Saturday, December 27, 2025

Popular crypto retirement firm shut down by court on Christmas week

Christmas week was good for most people, but for hundreds of crypto investors, it ended with a court-ordered shutdown.

An Australian court has shut down NGS Crypto, a digital asset company that marketed itself as a crypto-based retirement solution, after liquidators recovered just $4.4 million of an estimated $40 million invested by the public.

The Federal Court order, issued during Christmas week, followed findings that the Gold Coast–linked group operated an unlicensed financial services business and posed what the court described as a serious risk to investors, reported The Australian.

Related: New property rules could boost investor protection in crypto bankruptcies

NGS Crypto promoted what it called “digital mining packages,” telling investors they could earn fixed annual returns of up to 16%, while also assuring them their principal would be returned.

Related: What is Bitcoin mining? Explained

According to Australia’s corporate regulator, those claims raised immediate concerns. The court ultimately found the company was operating without the required financial services license, breaching securities and consumer protection laws.

Justice Berna Collier ordered the companies wound up and permanently restrained from offering financial services, citing risks to retail investors and repeated violations of corporate regulations.

According to Australia’s corporate regulator, more than 450 investors put money into NGS Crypto and related entities over roughly six years.

Many were encouraged to move retirement savings into the scheme using self-managed retirement accounts, similar to U.S. self-directed IRAs. Regulators said this gave the operation an appearance of legitimacy and compliance.

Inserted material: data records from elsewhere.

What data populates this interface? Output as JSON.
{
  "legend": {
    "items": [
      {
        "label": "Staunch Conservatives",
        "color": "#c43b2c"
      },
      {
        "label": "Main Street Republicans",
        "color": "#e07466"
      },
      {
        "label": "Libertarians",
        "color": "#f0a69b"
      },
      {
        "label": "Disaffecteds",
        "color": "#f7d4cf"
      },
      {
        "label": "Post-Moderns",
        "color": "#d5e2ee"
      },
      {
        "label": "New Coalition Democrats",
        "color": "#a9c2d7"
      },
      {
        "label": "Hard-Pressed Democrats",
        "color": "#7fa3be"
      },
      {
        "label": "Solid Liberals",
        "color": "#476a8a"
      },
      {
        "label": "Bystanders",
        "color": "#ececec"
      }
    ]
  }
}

Marketing materials emphasized predictable income, capital protection, and blockchain expertise, messaging that appealed particularly to older investors and retirees.

The Federal Court found that NGS Crypto and its related entities were operating a financial services business without a license, in breach of securities and consumer protection laws.

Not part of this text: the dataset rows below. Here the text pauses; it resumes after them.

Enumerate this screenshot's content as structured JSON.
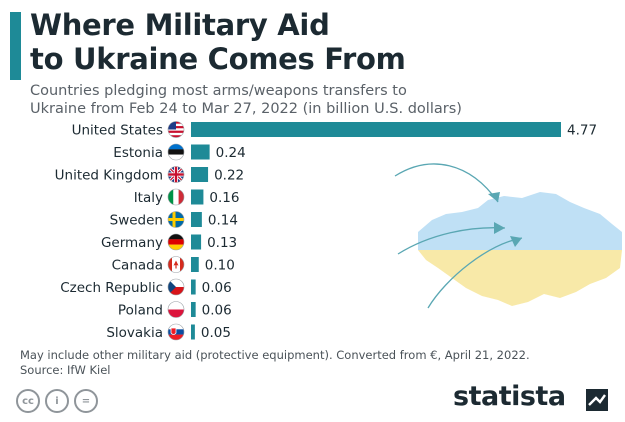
{
  "header": {
    "title_line1": "Where Military Aid",
    "title_line2": "to Ukraine Comes From",
    "subtitle_line1": "Countries pledging most arms/weapons transfers to",
    "subtitle_line2": "Ukraine from Feb 24 to Mar 27, 2022 (in billion U.S. dollars)"
  },
  "chart_data": {
    "type": "bar",
    "orientation": "horizontal",
    "categories": [
      "United States",
      "Estonia",
      "United Kingdom",
      "Italy",
      "Sweden",
      "Germany",
      "Canada",
      "Czech Republic",
      "Poland",
      "Slovakia"
    ],
    "values": [
      4.77,
      0.24,
      0.22,
      0.16,
      0.14,
      0.13,
      0.1,
      0.06,
      0.06,
      0.05
    ],
    "value_labels": [
      "4.77",
      "0.24",
      "0.22",
      "0.16",
      "0.14",
      "0.13",
      "0.10",
      "0.06",
      "0.06",
      "0.05"
    ],
    "flag_icons": [
      "us-flag-icon",
      "estonia-flag-icon",
      "uk-flag-icon",
      "italy-flag-icon",
      "sweden-flag-icon",
      "germany-flag-icon",
      "canada-flag-icon",
      "czech-flag-icon",
      "poland-flag-icon",
      "slovakia-flag-icon"
    ],
    "xlim": [
      0,
      4.77
    ],
    "bar_color": "#1e8a97",
    "grid": false,
    "legend": "none"
  },
  "colors": {
    "accent": "#1e8a97",
    "ukraine_blue": "#bfe0f5",
    "ukraine_yellow": "#f8e9a8"
  },
  "footer": {
    "note": "May include other military aid (protective equipment). Converted from €, April 21, 2022.",
    "source": "Source: IfW Kiel",
    "license_icons": [
      "cc-icon",
      "attribution-icon",
      "no-derivatives-icon"
    ],
    "license_labels": [
      "cc",
      "i",
      "="
    ],
    "brand": "statista"
  }
}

In her ruling, Justice Berna Collier said the structure and conduct of the business posed a “serious risk to investors” and warranted immediate intervention.

The court ordered the group wound up and permanently restrained it from operating or promoting financial products.

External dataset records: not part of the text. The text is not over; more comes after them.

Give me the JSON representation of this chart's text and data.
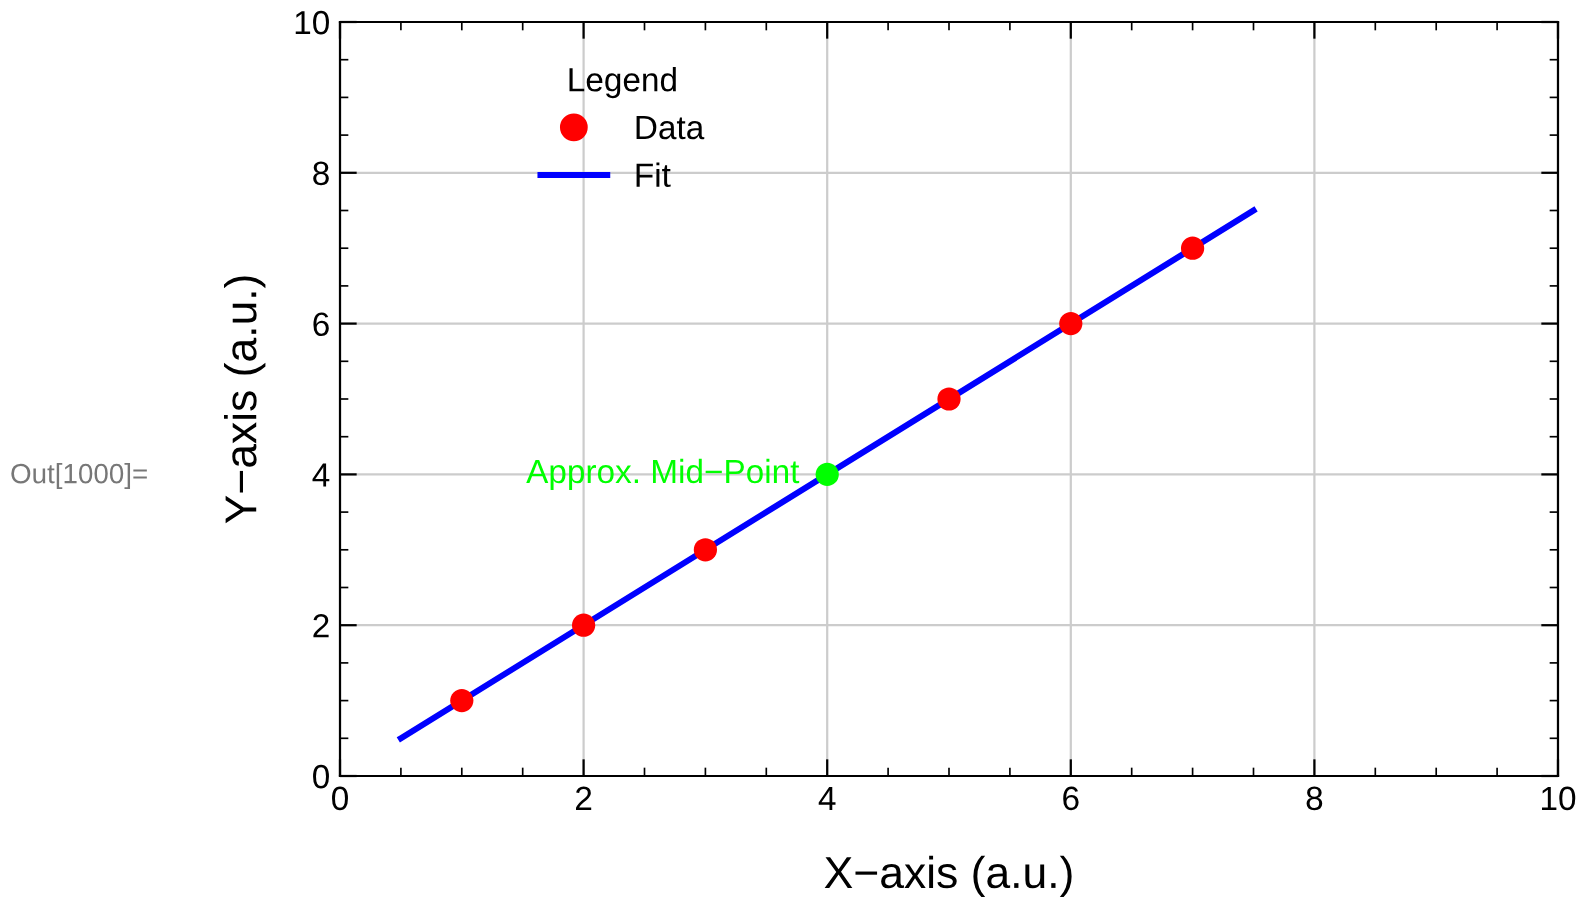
{
  "chart_data": {
    "type": "scatter",
    "xlabel": "X−axis (a.u.)",
    "ylabel": "Y−axis (a.u.)",
    "legend_title": "Legend",
    "series": [
      {
        "name": "Data",
        "x": [
          1,
          2,
          3,
          4,
          5,
          6,
          7
        ],
        "values": [
          1,
          2,
          3,
          4,
          5,
          6,
          7
        ],
        "colors": [
          "#ff0000",
          "#ff0000",
          "#ff0000",
          "#00ff00",
          "#ff0000",
          "#ff0000",
          "#ff0000"
        ],
        "color": "#ff0000",
        "marker": "circle"
      },
      {
        "name": "Fit",
        "type": "line",
        "x": [
          0.5,
          7.5
        ],
        "values": [
          0.5,
          7.5
        ],
        "color": "#0000ff",
        "line_style": "solid",
        "marker": "none"
      }
    ],
    "annotations": [
      {
        "text": "Approx. Mid−Point",
        "x": 4,
        "y": 4
      },
      "Out[1000]="
    ],
    "xlim": [
      0,
      10
    ],
    "ylim": [
      0,
      10
    ],
    "xticks": [
      0,
      2,
      4,
      6,
      8,
      10
    ],
    "yticks": [
      0,
      2,
      4,
      6,
      8,
      10
    ],
    "grid": true,
    "legend": "top left"
  }
}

Court-appointed liquidators from advisory firm McGrathNicol have so far identified just $4.4 million in cryptocurrency — a fraction of what investors believed was deployed.

In filings to the court, the firm warned that recovery efforts face major challenges.

Crypto price volatility has sharply reduced asset values, while some funds appear locked in long-term staking arrangements that may not unlock until 2037.

Related: Explained: What is crypto staking?

The liquidators also said tracing ownership is difficult because investor funds were pooled and moved across multiple wallets, making attribution complex.

Regulators obtained freezing orders last year to prevent assets from being moved, targeting both the companies and their directors Ryan Brown, Brett Mendham, and Mark Ten Caten.

Authorities seized Mendham’s passport. Ten Caten is believed to be outside Australia, while Brown was last known to be based in Brisbane, according to court records.

The freezing orders remain in place as liquidators continue tracing the flow of funds.

Regulators said the investigation was triggered by concerns that investor money was not being handled as represented.

Justice Collier said the lack of licensing, combined with the scale of funds raised and the nature of the promises made, justified winding up the business to protect the public.